Sur la demande de dommages et intérêts pour résistance abusive
Madame X plaide que la mise en oeuvre d’une procédure judiciaire a conduit l’IRCEM à étudier sérieusement son dossier et à reconnaître certaines erreurs.
Elle expose, sans être contredite :
— avoir été confrontée à une demande de sursis à statuer au motif que certaines pièces n’avaient pas été communiquées alors que toutes les pièces sollicitées avaient été communiquées en janvier 2011, soit 4 mois après l’assignation du 13 septembre 2010, demande dont l’IRCEM s’est désistée au dernier moment retardant la procédure de plus d’un an,
— n’avoir pu obtenir qu’à hauteur d’appel que les paramètres de calcul des taux de revalorisation de 2002 à 2013 lui soient communiqués,
alors même que, dans la propre thèse de l’IRCEM, celle-ci en disposait nécessairement puisqu’elle prétendait avoir rempli Madame X de ses droits.
L’IRCEM est condamnée à payer à Madame X, en réparation de son préjudice résultant de sa résistance abusive la somme de 1 500 euros.

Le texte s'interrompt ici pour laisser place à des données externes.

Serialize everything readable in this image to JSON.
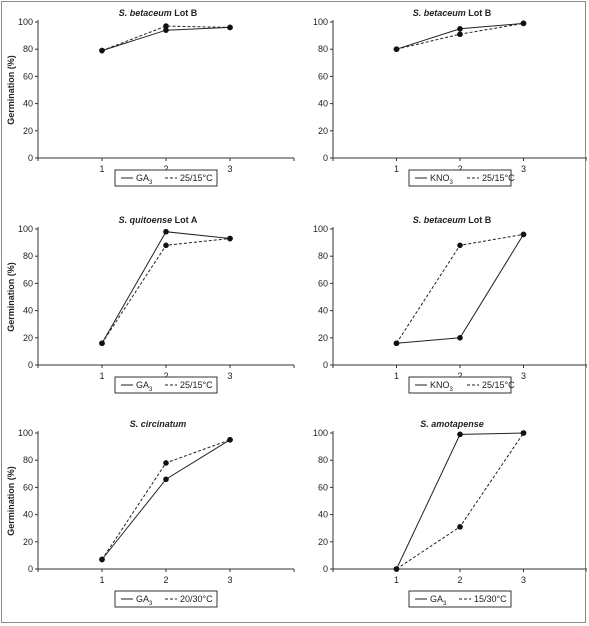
{
  "figure": {
    "y_axis_label": "Germination (%)"
  },
  "chart_data": [
    {
      "type": "line",
      "title_italic": "S. betaceum",
      "title_rest": " Lot B",
      "x": [
        1,
        2,
        3
      ],
      "xlim": [
        0,
        4
      ],
      "ylim": [
        0,
        100
      ],
      "yticks": [
        0,
        20,
        40,
        60,
        80,
        100
      ],
      "ylabel": "Germination (%)",
      "series": [
        {
          "name": "GA3",
          "name_main": "GA",
          "name_sub": "3",
          "style": "solid",
          "values": [
            79,
            94,
            96
          ]
        },
        {
          "name": "25/15°C",
          "style": "dashed",
          "values": [
            79,
            97,
            96
          ]
        }
      ]
    },
    {
      "type": "line",
      "title_italic": "S. betaceum",
      "title_rest": " Lot B",
      "x": [
        1,
        2,
        3
      ],
      "xlim": [
        0,
        4
      ],
      "ylim": [
        0,
        100
      ],
      "yticks": [
        0,
        20,
        40,
        60,
        80,
        100
      ],
      "ylabel": "",
      "series": [
        {
          "name": "KNO3",
          "name_main": "KNO",
          "name_sub": "3",
          "style": "solid",
          "values": [
            80,
            95,
            99
          ]
        },
        {
          "name": "25/15°C",
          "style": "dashed",
          "values": [
            80,
            91,
            99
          ]
        }
      ]
    },
    {
      "type": "line",
      "title_italic": "S. quitoense",
      "title_rest": " Lot A",
      "x": [
        1,
        2,
        3
      ],
      "xlim": [
        0,
        4
      ],
      "ylim": [
        0,
        100
      ],
      "yticks": [
        0,
        20,
        40,
        60,
        80,
        100
      ],
      "ylabel": "Germination (%)",
      "series": [
        {
          "name": "GA3",
          "name_main": "GA",
          "name_sub": "3",
          "style": "solid",
          "values": [
            16,
            98,
            93
          ]
        },
        {
          "name": "25/15°C",
          "style": "dashed",
          "values": [
            16,
            88,
            93
          ]
        }
      ]
    },
    {
      "type": "line",
      "title_italic": "S. betaceum",
      "title_rest": " Lot B",
      "x": [
        1,
        2,
        3
      ],
      "xlim": [
        0,
        4
      ],
      "ylim": [
        0,
        100
      ],
      "yticks": [
        0,
        20,
        40,
        60,
        80,
        100
      ],
      "ylabel": "",
      "series": [
        {
          "name": "KNO3",
          "name_main": "KNO",
          "name_sub": "3",
          "style": "solid",
          "values": [
            16,
            20,
            96
          ]
        },
        {
          "name": "25/15°C",
          "style": "dashed",
          "values": [
            16,
            88,
            96
          ]
        }
      ]
    },
    {
      "type": "line",
      "title_italic": "S. circinatum",
      "title_rest": "",
      "x": [
        1,
        2,
        3
      ],
      "xlim": [
        0,
        4
      ],
      "ylim": [
        0,
        100
      ],
      "yticks": [
        0,
        20,
        40,
        60,
        80,
        100
      ],
      "ylabel": "Germination (%)",
      "series": [
        {
          "name": "GA3",
          "name_main": "GA",
          "name_sub": "3",
          "style": "solid",
          "values": [
            7,
            66,
            95
          ]
        },
        {
          "name": "20/30°C",
          "style": "dashed",
          "values": [
            7,
            78,
            95
          ]
        }
      ]
    },
    {
      "type": "line",
      "title_italic": "S. amotapense",
      "title_rest": "",
      "x": [
        1,
        2,
        3
      ],
      "xlim": [
        0,
        4
      ],
      "ylim": [
        0,
        100
      ],
      "yticks": [
        0,
        20,
        40,
        60,
        80,
        100
      ],
      "ylabel": "",
      "series": [
        {
          "name": "GA3",
          "name_main": "GA",
          "name_sub": "3",
          "style": "solid",
          "values": [
            0,
            99,
            100
          ]
        },
        {
          "name": "15/30°C",
          "style": "dashed",
          "values": [
            0,
            31,
            100
          ]
        }
      ]
    }
  ]
}
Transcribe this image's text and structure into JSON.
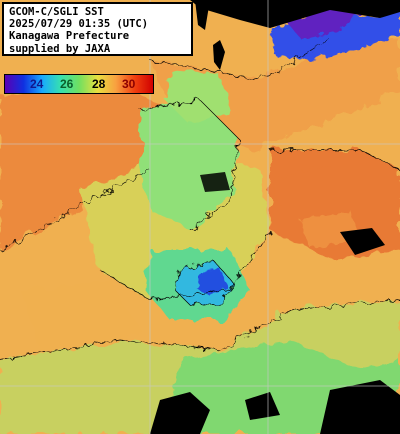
{
  "header": {
    "line1": "GCOM-C/SGLI SST",
    "line2": "2025/07/29 01:35 (UTC)",
    "line3": "Kanagawa Prefecture",
    "line4": "supplied by JAXA"
  },
  "legend": {
    "ticks": [
      "24",
      "26",
      "28",
      "30"
    ],
    "tick_colors": [
      "#10188c",
      "#0a5f2a",
      "#000000",
      "#8b0000"
    ],
    "gradient": [
      "#5a00b4",
      "#1030e0",
      "#18a8ff",
      "#36e0b0",
      "#70e060",
      "#e8e040",
      "#f8a040",
      "#f04010",
      "#d00000"
    ]
  },
  "map_colors": {
    "land": "#000000",
    "warm": "#f0a050",
    "hot": "#e87030",
    "mid": "#c8e060",
    "cool": "#70e0a0",
    "cold": "#20a0e0",
    "deep": "#2040d0",
    "grid": "#c8c8c8"
  }
}
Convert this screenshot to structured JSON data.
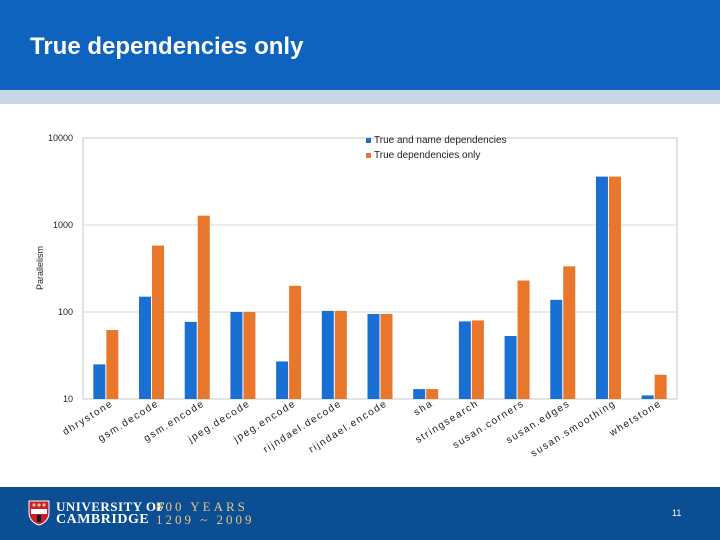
{
  "slide": {
    "title": "True dependencies only",
    "page_number": "11",
    "university_line1": "UNIVERSITY OF",
    "university_line2": "CAMBRIDGE",
    "anniversary_line1": "800 YEARS",
    "anniversary_line2": "1209 ~ 2009"
  },
  "colors": {
    "header": "#0d63bd",
    "footer": "#0c4e93",
    "series1": "#1a6fd4",
    "series2": "#e8762b",
    "gold": "#e9c77a"
  },
  "chart_data": {
    "type": "bar",
    "title": "",
    "xlabel": "",
    "ylabel": "Parallelism",
    "yscale": "log",
    "ylim": [
      10,
      10000
    ],
    "yticks": [
      10,
      100,
      1000,
      10000
    ],
    "ytick_labels": [
      "10",
      "100",
      "1000",
      "10000"
    ],
    "legend_position": "top-right",
    "categories": [
      "dhrystone",
      "gsm.decode",
      "gsm.encode",
      "jpeg.decode",
      "jpeg.encode",
      "rijndael.decode",
      "rijndael.encode",
      "sha",
      "stringsearch",
      "susan.corners",
      "susan.edges",
      "susan.smoothing",
      "whetstone"
    ],
    "series": [
      {
        "name": "True and name dependencies",
        "values": [
          25,
          150,
          77,
          100,
          27,
          103,
          95,
          13,
          78,
          53,
          138,
          3600,
          11
        ]
      },
      {
        "name": "True dependencies only",
        "values": [
          62,
          580,
          1280,
          100,
          200,
          103,
          95,
          13,
          80,
          230,
          335,
          3600,
          19
        ]
      }
    ]
  }
}
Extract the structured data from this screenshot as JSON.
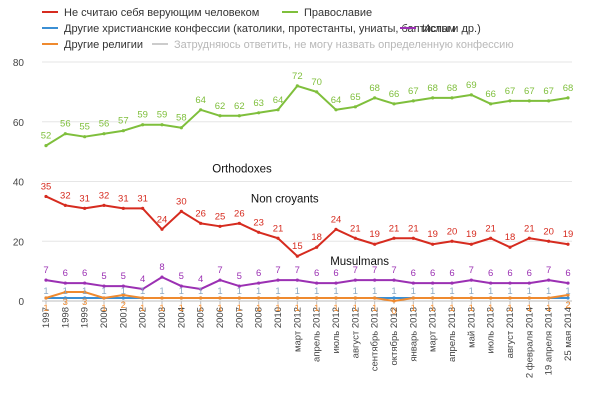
{
  "chart_data": {
    "type": "line",
    "legend": [
      {
        "label": "Не считаю себя верующим человеком",
        "color": "#d62b1f"
      },
      {
        "label": "Православие",
        "color": "#7fbf3c"
      },
      {
        "label": "Другие христианские конфессии (католики, протестанты, униаты, баптисты и др.)",
        "color": "#3b8fd4"
      },
      {
        "label": "Ислам",
        "color": "#9b30b3"
      },
      {
        "label": "Другие религии",
        "color": "#ef8a2f"
      },
      {
        "label": "Затрудняюсь ответить, не могу назвать определенную конфессию",
        "color": "#cccccc"
      }
    ],
    "categories": [
      "1997",
      "1998",
      "1999",
      "2000",
      "2001",
      "2002",
      "2003",
      "2004",
      "2005",
      "2006",
      "2007",
      "2008",
      "2010",
      "март 2012",
      "апрель 2012",
      "июль 2012",
      "август 2012",
      "сентябрь 2012",
      "октябрь 2012",
      "январь 2013",
      "март 2013",
      "апрель 2013",
      "май 2013",
      "июль 2013",
      "август 2013",
      "2 февраля 2014",
      "19 апреля 2014",
      "25 мая 2014"
    ],
    "ylim": [
      0,
      80
    ],
    "yticks": [
      0,
      20,
      40,
      60,
      80
    ],
    "grid": true,
    "series": [
      {
        "name": "Православие",
        "color": "#7fbf3c",
        "values": [
          52,
          56,
          55,
          56,
          57,
          59,
          59,
          58,
          64,
          62,
          62,
          63,
          64,
          72,
          70,
          64,
          65,
          68,
          66,
          67,
          68,
          68,
          69,
          66,
          67,
          67,
          67,
          68
        ]
      },
      {
        "name": "Не считаю себя верующим человеком",
        "color": "#d62b1f",
        "values": [
          35,
          32,
          31,
          32,
          31,
          31,
          24,
          30,
          26,
          25,
          26,
          23,
          21,
          15,
          18,
          24,
          21,
          19,
          21,
          21,
          19,
          20,
          19,
          21,
          18,
          21,
          20,
          19
        ]
      },
      {
        "name": "Ислам",
        "color": "#9b30b3",
        "values": [
          7,
          6,
          6,
          5,
          5,
          4,
          8,
          5,
          4,
          7,
          5,
          6,
          7,
          7,
          6,
          6,
          7,
          7,
          7,
          6,
          6,
          6,
          7,
          6,
          6,
          6,
          7,
          6
        ]
      },
      {
        "name": "Другие христианские конфессии (католики, протестанты, униаты, баптисты и др.)",
        "color": "#3b8fd4",
        "values": [
          1,
          1,
          1,
          1,
          1,
          1,
          1,
          1,
          1,
          1,
          1,
          1,
          1,
          1,
          1,
          1,
          1,
          1,
          1,
          1,
          1,
          1,
          1,
          1,
          1,
          1,
          1,
          1
        ]
      },
      {
        "name": "Другие религии",
        "color": "#ef8a2f",
        "values": [
          1,
          3,
          3,
          1,
          2,
          1,
          1,
          1,
          1,
          1,
          1,
          1,
          1,
          1,
          1,
          1,
          1,
          1,
          0,
          1,
          1,
          1,
          1,
          1,
          1,
          1,
          1,
          2
        ]
      }
    ],
    "annotations": [
      {
        "text": "Orthodoxes",
        "color": "#111111",
        "x_index": 8.6,
        "y": 43
      },
      {
        "text": "Non croyants",
        "color": "#111111",
        "x_index": 10.6,
        "y": 33
      },
      {
        "text": "Musulmans",
        "color": "#111111",
        "x_index": 14.7,
        "y": 12
      }
    ]
  }
}
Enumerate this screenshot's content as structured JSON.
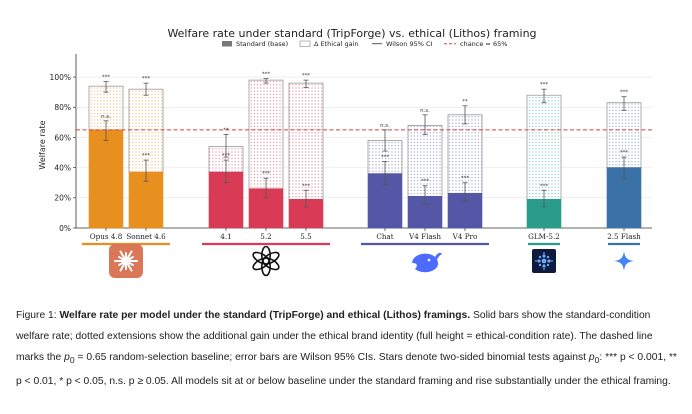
{
  "chart_data": {
    "type": "bar",
    "title": "Welfare rate under standard (TripForge) vs. ethical (Lithos) framing",
    "ylabel": "Welfare rate",
    "ylim": [
      0,
      1.1
    ],
    "y_ticks": [
      "0%",
      "20%",
      "40%",
      "60%",
      "80%",
      "100%"
    ],
    "y_tick_values": [
      0,
      0.2,
      0.4,
      0.6,
      0.8,
      1.0
    ],
    "grid": "horizontal",
    "legend_position": "top-center",
    "legend": [
      "Standard (base)",
      "Δ Ethical gain",
      "Wilson 95% CI",
      "chance = 65%"
    ],
    "chance_line": 0.65,
    "categories": [
      "Opus 4.8",
      "Sonnet 4.6",
      "4.1",
      "5.2",
      "5.5",
      "Chat",
      "V4 Flash",
      "V4 Pro",
      "GLM-5.2",
      "2.5 Flash"
    ],
    "series": [
      {
        "name": "Standard (base)",
        "values": [
          0.65,
          0.37,
          0.37,
          0.26,
          0.19,
          0.36,
          0.21,
          0.23,
          0.19,
          0.4
        ],
        "ci_low": [
          0.58,
          0.31,
          0.3,
          0.2,
          0.14,
          0.29,
          0.16,
          0.18,
          0.14,
          0.33
        ],
        "ci_high": [
          0.71,
          0.45,
          0.45,
          0.33,
          0.25,
          0.44,
          0.28,
          0.3,
          0.25,
          0.47
        ],
        "significance": [
          "n.s.",
          "***",
          "***",
          "***",
          "***",
          "***",
          "***",
          "***",
          "***",
          "***"
        ]
      },
      {
        "name": "Ethical (full height)",
        "values": [
          0.94,
          0.92,
          0.54,
          0.98,
          0.96,
          0.58,
          0.68,
          0.75,
          0.88,
          0.83
        ],
        "ci_low": [
          0.9,
          0.88,
          0.47,
          0.96,
          0.93,
          0.51,
          0.62,
          0.69,
          0.83,
          0.78
        ],
        "ci_high": [
          0.97,
          0.96,
          0.62,
          0.99,
          0.98,
          0.65,
          0.75,
          0.81,
          0.92,
          0.87
        ],
        "significance": [
          "***",
          "***",
          "**",
          "***",
          "***",
          "n.s.",
          "n.s.",
          "**",
          "***",
          "***"
        ]
      }
    ],
    "groups": [
      {
        "name": "Anthropic",
        "logo": "anthropic-logo",
        "color": "#e8901f",
        "members": [
          0,
          1
        ]
      },
      {
        "name": "OpenAI",
        "logo": "openai-logo",
        "color": "#d93a55",
        "members": [
          2,
          3,
          4
        ]
      },
      {
        "name": "DeepSeek",
        "logo": "deepseek-logo",
        "color": "#5457a6",
        "members": [
          5,
          6,
          7
        ]
      },
      {
        "name": "GLM",
        "logo": "glm-logo",
        "color": "#2a9d8a",
        "members": [
          8
        ]
      },
      {
        "name": "Gemini",
        "logo": "gemini-logo",
        "color": "#3a72a8",
        "members": [
          9
        ]
      }
    ],
    "bar_colors": [
      "#e8901f",
      "#e8901f",
      "#d93a55",
      "#d93a55",
      "#d93a55",
      "#5457a6",
      "#5457a6",
      "#5457a6",
      "#2a9d8a",
      "#3a72a8"
    ]
  },
  "caption": {
    "prefix": "Figure 1: ",
    "bold": "Welfare rate per model under the standard (TripForge) and ethical (Lithos) framings.",
    "s1": " Solid bars show the standard-condition welfare rate; dotted extensions show the additional gain under the ethical brand identity (full height = ethical-condition rate). The dashed line marks the ",
    "baseline_math": "p",
    "baseline_sub": "0",
    "baseline_value": " = 0.65",
    "s2": " random-selection baseline; error bars are Wilson 95% CIs. Stars denote two-sided binomial tests against ",
    "p0_label": "p",
    "p0_sub": "0",
    "tests": ": *** p < 0.001, ** p < 0.01, * p < 0.05, n.s. p ≥ 0.05.",
    "s3": " All models sit at or below baseline under the standard framing and rise substantially under the ethical framing."
  }
}
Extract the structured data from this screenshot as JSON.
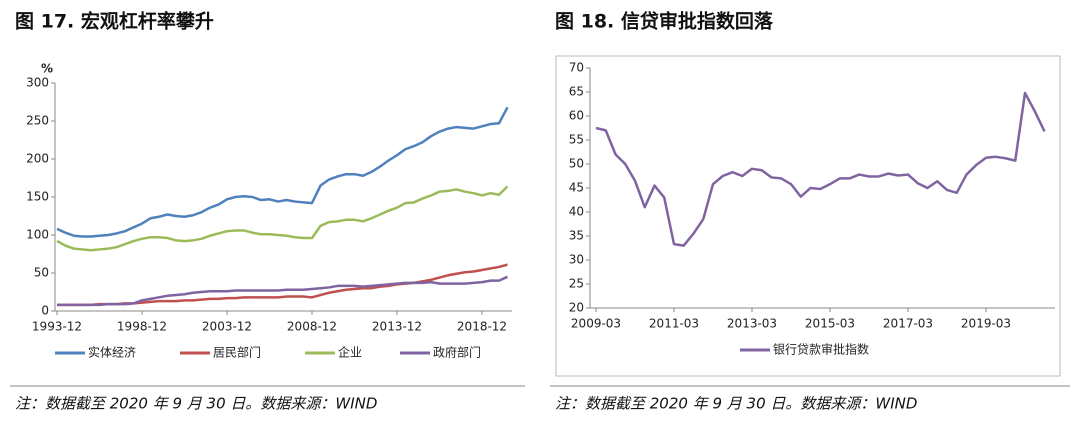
{
  "chart_data": [
    {
      "type": "line",
      "title": "图 17. 宏观杠杆率攀升",
      "y_label": "%",
      "note": "注：数据截至 2020 年 9 月 30 日。数据来源：WIND",
      "categories": [
        "1993-12",
        null,
        null,
        null,
        null,
        null,
        null,
        null,
        null,
        null,
        "1998-12",
        null,
        null,
        null,
        null,
        null,
        null,
        null,
        null,
        null,
        "2003-12",
        null,
        null,
        null,
        null,
        null,
        null,
        null,
        null,
        null,
        "2008-12",
        null,
        null,
        null,
        null,
        null,
        null,
        null,
        null,
        null,
        "2013-12",
        null,
        null,
        null,
        null,
        null,
        null,
        null,
        null,
        null,
        "2018-12",
        null,
        null,
        null
      ],
      "series": [
        {
          "name": "实体经济",
          "color": "#4f81bd",
          "values": [
            108,
            103,
            99,
            98,
            98,
            99,
            100,
            102,
            105,
            110,
            115,
            122,
            124,
            127,
            125,
            124,
            126,
            130,
            136,
            140,
            147,
            150,
            151,
            150,
            146,
            147,
            144,
            146,
            144,
            143,
            142,
            165,
            173,
            177,
            180,
            180,
            178,
            183,
            190,
            198,
            205,
            213,
            217,
            222,
            230,
            236,
            240,
            242,
            241,
            240,
            243,
            246,
            247,
            268
          ]
        },
        {
          "name": "居民部门",
          "color": "#c0504d",
          "values": [
            8,
            8,
            8,
            8,
            8,
            9,
            9,
            9,
            10,
            10,
            11,
            12,
            13,
            13,
            13,
            14,
            14,
            15,
            16,
            16,
            17,
            17,
            18,
            18,
            18,
            18,
            18,
            19,
            19,
            19,
            18,
            21,
            24,
            26,
            28,
            29,
            30,
            30,
            32,
            33,
            35,
            36,
            37,
            39,
            41,
            44,
            47,
            49,
            51,
            52,
            54,
            56,
            58,
            61
          ]
        },
        {
          "name": "企业",
          "color": "#9bbb59",
          "values": [
            92,
            86,
            82,
            81,
            80,
            81,
            82,
            84,
            88,
            92,
            95,
            97,
            97,
            96,
            93,
            92,
            93,
            95,
            99,
            102,
            105,
            106,
            106,
            103,
            101,
            101,
            100,
            99,
            97,
            96,
            96,
            112,
            117,
            118,
            120,
            120,
            118,
            122,
            127,
            132,
            136,
            142,
            143,
            148,
            152,
            157,
            158,
            160,
            157,
            155,
            152,
            155,
            153,
            164
          ]
        },
        {
          "name": "政府部门",
          "color": "#8064a2",
          "values": [
            8,
            8,
            8,
            8,
            8,
            8,
            9,
            9,
            9,
            10,
            14,
            16,
            18,
            20,
            21,
            22,
            24,
            25,
            26,
            26,
            26,
            27,
            27,
            27,
            27,
            27,
            27,
            28,
            28,
            28,
            29,
            30,
            31,
            33,
            33,
            33,
            32,
            33,
            34,
            35,
            36,
            37,
            37,
            37,
            38,
            36,
            36,
            36,
            36,
            37,
            38,
            40,
            40,
            45
          ]
        }
      ],
      "ylim": [
        0,
        300
      ],
      "yticks": [
        0,
        50,
        100,
        150,
        200,
        250,
        300
      ],
      "grid": false
    },
    {
      "type": "line",
      "title": "图 18. 信贷审批指数回落",
      "note": "注：数据截至 2020 年 9 月 30 日。数据来源：WIND",
      "categories": [
        "2009-03",
        null,
        null,
        null,
        null,
        null,
        null,
        null,
        "2011-03",
        null,
        null,
        null,
        null,
        null,
        null,
        null,
        "2013-03",
        null,
        null,
        null,
        null,
        null,
        null,
        null,
        "2015-03",
        null,
        null,
        null,
        null,
        null,
        null,
        null,
        "2017-03",
        null,
        null,
        null,
        null,
        null,
        null,
        null,
        "2019-03",
        null,
        null,
        null,
        null,
        null,
        null
      ],
      "series": [
        {
          "name": "银行贷款审批指数",
          "color": "#8064a2",
          "values": [
            57.5,
            57,
            52,
            50,
            46.5,
            41,
            45.5,
            43,
            33.3,
            33,
            35.5,
            38.5,
            45.8,
            47.5,
            48.3,
            47.5,
            49,
            48.7,
            47.2,
            47,
            45.8,
            43.2,
            45,
            44.8,
            45.8,
            47,
            47,
            47.8,
            47.4,
            47.4,
            48,
            47.6,
            47.8,
            46,
            45,
            46.4,
            44.6,
            44,
            47.8,
            49.8,
            51.3,
            51.5,
            51.2,
            50.7,
            64.8,
            61,
            56.8
          ]
        }
      ],
      "ylim": [
        20,
        70
      ],
      "yticks": [
        20,
        25,
        30,
        35,
        40,
        45,
        50,
        55,
        60,
        65,
        70
      ],
      "grid": false
    }
  ]
}
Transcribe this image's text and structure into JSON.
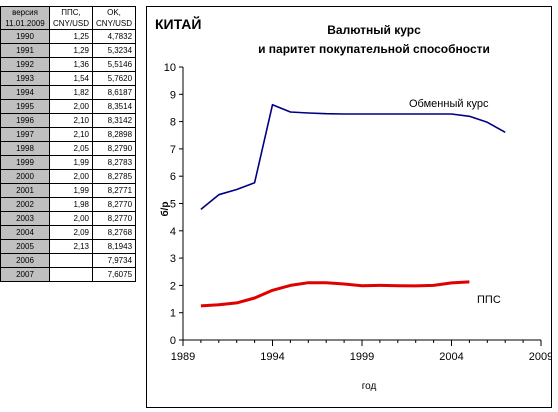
{
  "table": {
    "headers": [
      [
        "версия",
        "11.01.2009"
      ],
      [
        "ППС,",
        "CNY/USD"
      ],
      [
        "OK,",
        "CNY/USD"
      ]
    ],
    "rows": [
      [
        "1990",
        "1,25",
        "4,7832"
      ],
      [
        "1991",
        "1,29",
        "5,3234"
      ],
      [
        "1992",
        "1,36",
        "5,5146"
      ],
      [
        "1993",
        "1,54",
        "5,7620"
      ],
      [
        "1994",
        "1,82",
        "8,6187"
      ],
      [
        "1995",
        "2,00",
        "8,3514"
      ],
      [
        "1996",
        "2,10",
        "8,3142"
      ],
      [
        "1997",
        "2,10",
        "8,2898"
      ],
      [
        "1998",
        "2,05",
        "8,2790"
      ],
      [
        "1999",
        "1,99",
        "8,2783"
      ],
      [
        "2000",
        "2,00",
        "8,2785"
      ],
      [
        "2001",
        "1,99",
        "8,2771"
      ],
      [
        "2002",
        "1,98",
        "8,2770"
      ],
      [
        "2003",
        "2,00",
        "8,2770"
      ],
      [
        "2004",
        "2,09",
        "8,2768"
      ],
      [
        "2005",
        "2,13",
        "8,1943"
      ],
      [
        "2006",
        "",
        "7,9734"
      ],
      [
        "2007",
        "",
        "7,6075"
      ]
    ]
  },
  "chart_data": {
    "type": "line",
    "country_label": "КИТАЙ",
    "title": [
      "Валютный курс",
      "и паритет покупательной способности"
    ],
    "xlabel": "год",
    "ylabel": "б/р",
    "xlim": [
      1989,
      2009
    ],
    "ylim": [
      0,
      10
    ],
    "x_ticks": [
      1989,
      1994,
      1999,
      2004,
      2009
    ],
    "y_ticks": [
      0,
      1,
      2,
      3,
      4,
      5,
      6,
      7,
      8,
      9,
      10
    ],
    "grid": false,
    "series": [
      {
        "name": "Обменный курс",
        "color": "#000080",
        "x": [
          1990,
          1991,
          1992,
          1993,
          1994,
          1995,
          1996,
          1997,
          1998,
          1999,
          2000,
          2001,
          2002,
          2003,
          2004,
          2005,
          2006,
          2007
        ],
        "values": [
          4.7832,
          5.3234,
          5.5146,
          5.762,
          8.6187,
          8.3514,
          8.3142,
          8.2898,
          8.279,
          8.2783,
          8.2785,
          8.2771,
          8.277,
          8.277,
          8.2768,
          8.1943,
          7.9734,
          7.6075
        ]
      },
      {
        "name": "ППС",
        "color": "#e00000",
        "x": [
          1990,
          1991,
          1992,
          1993,
          1994,
          1995,
          1996,
          1997,
          1998,
          1999,
          2000,
          2001,
          2002,
          2003,
          2004,
          2005
        ],
        "values": [
          1.25,
          1.29,
          1.36,
          1.54,
          1.82,
          2.0,
          2.1,
          2.1,
          2.05,
          1.99,
          2.0,
          1.99,
          1.98,
          2.0,
          2.09,
          2.13
        ]
      }
    ]
  }
}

Sur les frais irrépétibles
Il serait inéquitable que Madame X conserve à sa charge les frais irrépétibles qu’elle a dû exposer pour faire valoir ses droits.
L’IRCEM est condamné à lui payer la somme de 4 000 euros qu’elle réclame.
Sur les dépens
L’IRCEM qui succombe dans la majeure partie de ses demandes les supporte.
PAR CES MOTIFS
La cour,
Infirme le jugement déféré en toutes ses dispositions,
Déboutant les parties de leurs plus amples demandes,
Condamne l’IRCEM à payer à Madame X :
— la somme de QUATRE MILLE SEPT CENT QUARANTE QUATRE EUROS TRENTE CENTIMES (4 744,30 euros) représentant le montant du solde des indemnités invalidité lui étant dues au 4 mars 2014, outre intérêts au taux légal à compter du 2 avril 2014,
— la somme de QUATRE MILLE EUROS (4 000 euros) en réparation de son préjudice moral,
— la somme de MILLE CINQ CENTS EUROS (1 500 euros) en réparation de son préjudice résultant de la résistance abusive de l’IRCEM,
— la somme de QUATRE MILLE EUROS (4 000 euros) au titre des frais irrépetibles,
et les entiers dépens, avec droit de recouvrement direct, pour ceux d’appel, au profit de Maître Virginie CAMARATA, avocat.